It was a dark and stormy night…

Hurricane Sandy on a weather map

Nothing creates fear and even hysteria like weather-related news of impending disaster.  If there’s an approaching hurricane, especially with predictions of high winds and water aimed at the Northeastern population corridor, then you can be sure that the media will be in operation for days in advance, squeezing every opportunity to maximize viewership pre, during, and post weather event. Fear is an attractive tool to use. Sometimes fear is even used as an element of control.

We do better without being buffeted by fear. While fear has a purpose, by ensuring that we exercise caution when facing the unknown, it can also be extremely debilitating. In its extreme forms it can totally paralyze us in the face of real, or imagined catastrophes. I’m convinced that the “fear foggers” know how to wield fear and use people’s emotions against them.

Beware of the fog of fear.

At the same time, you have to heed warnings about a storm like Sandy. The force of wind, water, and the damage a storm of this magnitude can cause are nothing to trifle about. If authorities tell you to evacuate, it’s best to follow their advice. Your life might depend upon it.

I respect the power that nature represents. In fact, there are portions of the country, particularly in the south that regularly have to confront hurricanes, tornadoes, and other severe weather. The west coast regularly deals with mudslides, fires, and of course earthquakes.

Here in the northern reaches of the northeastern corner of the country, we have our moments during winter mainly, when wind and blowing snow wreak havoc. Add freezing rain and ice accumulation on trees, causing downed power lines, and it can be catastrophic. Who can forget the Ice Storm of 1998. That one found us without electricity for nine days, just 300 feet off the main road. Others went even longer. Two nights sans power were enough for me. Not being able to flush toilets, have sufficient light at night, or have any of the perks we take for granted—like flicking the switches of a modern home and have appliances roar to life—is fine for about 24 hours and then, it changes to inconvenience.

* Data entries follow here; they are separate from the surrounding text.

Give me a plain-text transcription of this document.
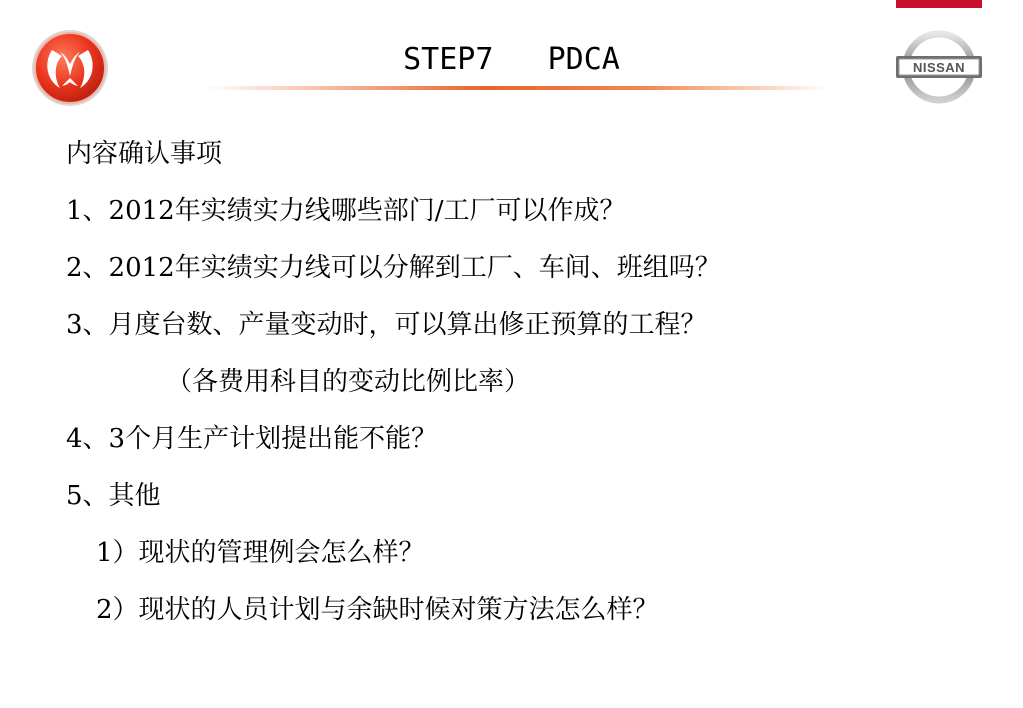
STEP7   PDCA	NISSAN
内容确认事项
1、2012年实绩实力线哪些部门/工厂可以作成？
2、2012年实绩实力线可以分解到工厂、车间、班组吗？
3、月度台数、产量变动时，可以算出修正预算的工程？
（各费用科目的变动比例比率）
4、3个月生产计划提出能不能？
5、其他
1）现状的管理例会怎么样？
2）现状的人员计划与余缺时候对策方法怎么样？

The build-up to Sandy began in the middle of last week and it hasn’t let up since. The track of the storm is the main reason why the media has fixated on this storm.

“This will be a storm very few people have experienced in their lifetime,” said AccuWeather meteorologist Mark Paquette, predicting the mammoth cyclone will be more disastrous than last year’s Hurricane Irene, which caused $15 billion in damage.

The eye of the storm is is touching down right now in central or southern New Jersey. New York City sits directly in the storm’s path and it’s guesswork now as to the seriousness of the effects on our nation’s largest metropolis. Currently, the city that never sleeps looks like a ghost town on all the news channels with cameras trained on the Big Apple. Wall Street and the city’s financial center are closed until Wednesday. The island of Manhattan is cut off from the rest of the world right now.

Further north, we’re expecting high winds, coastal beach erosion, and probably power outages. But compared to our friends to the south of us, we’ve managed to dodge the massive power of nature unleashed.